The unrebutted "Answer and Response to Order,” filed by Appellate Government Counsel on behalf of respondent, establishes that on March 26, 1973, the Commander, 13th Air Force, Clark Air Force Base, Republic of the Philippines, the original convening authority, determined that a rehearing on the charges against petitioner was practicable, but further concluded that such rehearing should be conducted in the United States. As a result, responsibility for further proceedings was transferred to and assumed by the Commander, 1840th Air Base Wing, Richards-Gebaur Air Force Base, Missouri on April 5, 1973. On the same date Captain Milburn K. Concannon, Jr., of the latter command, was advised that he was detailed as assistant defense counsel for the rehearing. On April 11, 1973, the staff judge advocate of the convening authority was advised that Captain Peter N. Rogers and Captain Byron D. Baur, members of the Trial Judiciary at Lowry Air Force Base, had been made available as trial counsel and defense counsel, respectively. Captain Concannon, having been advised of all steps taken with a view to trial, proceeded to the United States Disciplinary Barracks, Fort Leavenworth, Kansas, for the purpose of advising petitioner of the status of the case. Thereafter, and prior to May 22, 1973, the date the present petition was prepared, both Captain Baur and Captain Concannon, who joined petitioner in the submission thereof, were advised that the record of trial was available for examination.

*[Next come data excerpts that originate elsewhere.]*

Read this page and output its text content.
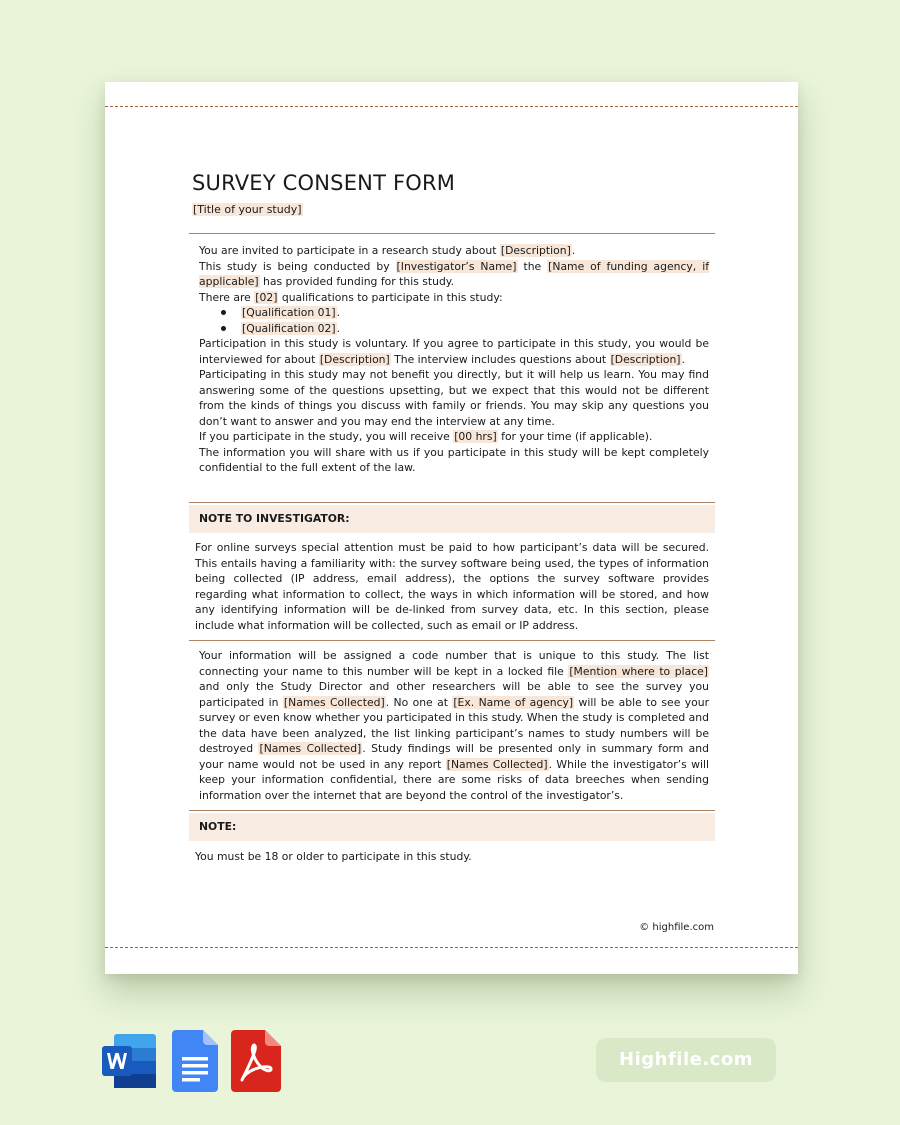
SURVEY CONSENT FORM
[Title of your study]

You are invited to participate in a research study about [Description].

This study is being conducted by [Investigator’s Name] the [Name of funding agency, if applicable] has provided funding for this study.

There are [02] qualifications to participate in this study:

[Qualification 01].
[Qualification 02].

Participation in this study is voluntary. If you agree to participate in this study, you would be interviewed for about [Description] The interview includes questions about [Description].

Participating in this study may not benefit you directly, but it will help us learn. You may find answering some of the questions upsetting, but we expect that this would not be different from the kinds of things you discuss with family or friends. You may skip any questions you don’t want to answer and you may end the interview at any time.

If you participate in the study, you will receive [00 hrs] for your time (if applicable).

The information you will share with us if you participate in this study will be kept completely confidential to the full extent of the law.

NOTE TO INVESTIGATOR:
For online surveys special attention must be paid to how participant’s data will be secured. This entails having a familiarity with: the survey software being used, the types of information being collected (IP address, email address), the options the survey software provides regarding what information to collect, the ways in which information will be stored, and how any identifying information will be de-linked from survey data, etc. In this section, please include what information will be collected, such as email or IP address.

Your information will be assigned a code number that is unique to this study. The list connecting your name to this number will be kept in a locked file [Mention where to place] and only the Study Director and other researchers will be able to see the survey you participated in [Names Collected]. No one at [Ex. Name of agency] will be able to see your survey or even know whether you participated in this study. When the study is completed and the data have been analyzed, the list linking participant’s names to study numbers will be destroyed [Names Collected]. Study findings will be presented only in summary form and your name would not be used in any report [Names Collected]. While the investigator’s will keep your information confidential, there are some risks of data breeches when sending information over the internet that are beyond the control of the investigator’s.

NOTE:
You must be 18 or older to participate in this study.
© highfile.com
Highfile.com
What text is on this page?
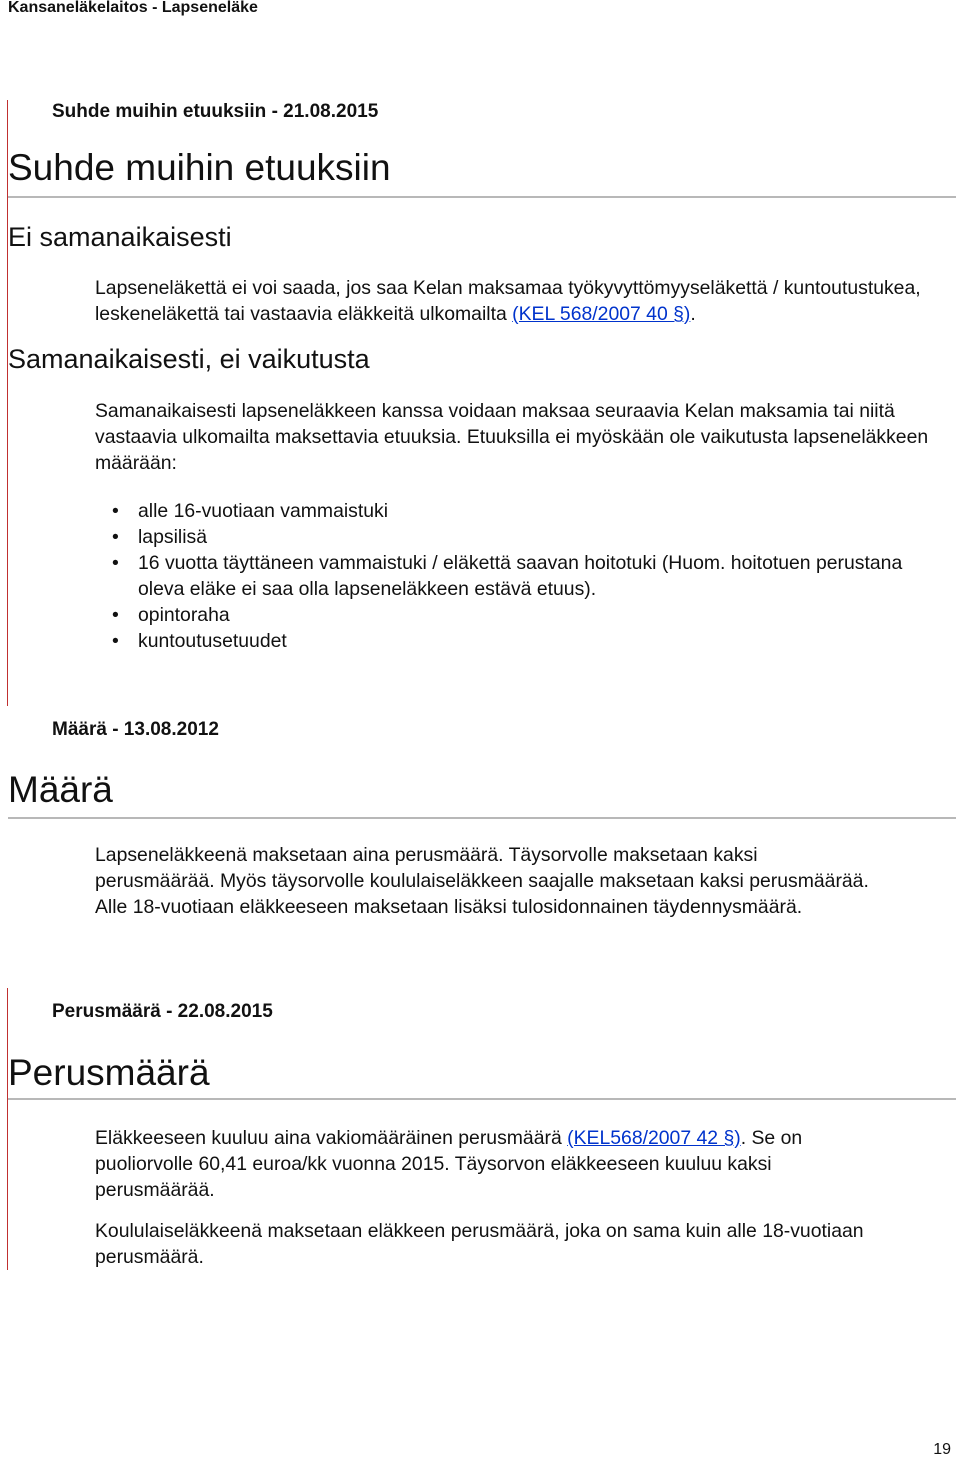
Kansaneläkelaitos - Lapseneläke
Suhde muihin etuuksiin - 21.08.2015
Suhde muihin etuuksiin
Ei samanaikaisesti

Lapseneläkettä ei voi saada, jos saa Kelan maksamaa työkyvyttömyyseläkettä / kuntoutustukea, leskeneläkettä tai vastaavia eläkkeitä ulkomailta (KEL 568/2007 40 §).

Samanaikaisesti, ei vaikutusta

Samanaikaisesti lapseneläkkeen kanssa voidaan maksaa seuraavia Kelan maksamia tai niitä vastaavia ulkomailta maksettavia etuuksia. Etuuksilla ei myöskään ole vaikutusta lapseneläkkeen määrään:

• alle 16-vuotiaan vammaistuki
• lapsilisä
• 16 vuotta täyttäneen vammaistuki / eläkettä saavan hoitotuki (Huom. hoitotuen perustana oleva eläke ei saa olla lapseneläkkeen estävä etuus).
• opintoraha
• kuntoutusetuudet
Määrä - 13.08.2012
Määrä

Lapseneläkkeenä maksetaan aina perusmäärä. Täysorvolle maksetaan kaksi perusmäärää. Myös täysorvolle koululaiseläkkeen saajalle maksetaan kaksi perusmäärää. Alle 18-vuotiaan eläkkeeseen maksetaan lisäksi tulosidonnainen täydennysmäärä.

Perusmäärä - 22.08.2015
Perusmäärä

Eläkkeeseen kuuluu aina vakiomääräinen perusmäärä (KEL568/2007 42 §). Se on puoliorvolle 60,41 euroa/kk vuonna 2015. Täysorvon eläkkeeseen kuuluu kaksi perusmäärää.

Koululaiseläkkeenä maksetaan eläkkeen perusmäärä, joka on sama kuin alle 18-vuotiaan perusmäärä.

19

On May 25, 1973, the staff judge advocate submitted his pretrial advice to the convening authority, who referred the charges to a general court-martial for trial.
It clearly appears from the foregoing that there is not, and on May 22, 1973, there was not a valid basis for the principal factual allegations upon which the Petition for Extraordinary Relief was predicated.
Invocation of the extraordinary powers of this Court granted by 28 U.S.C. § 1651(a) is a last resort, not a first thought. It is apparent that counsel who submitted the first and the second petitions under that Act are either unaware, or heedless, of that basic tenet. More disturbing, however, is the carelessness displayed in the choice of facts upon which the present petition is predicated. Both the regularly appointed defense counsel and assistant defense counsel were kept informed of all steps taken to effect a rehearing of the charges against petitioner. Despite this, they invoked the extraordinary powers of the Court by submitting a petition which now appears wholly unfounded. As a result, the time of counsel for the Government and of this Court has been wasted upon a matter which would never have been filed had those who submitted it paid even slight attention to the requirement that attorneys treat the courts before which they appear with candor and fairness. Such conduct on the part of members of the bar approaches the intolerable, and any repetition of such careless representations of fact will not be countenanced.
In view of the foregoing, it is, by the Court, this 14th day of June 1973,
ORDERED:
That said petition be, and the same hereby is, dismissed.
[CONCURRENCE — DUNCAN, Judge:]
DUNCAN, Judge:
I concur in the result in this Order.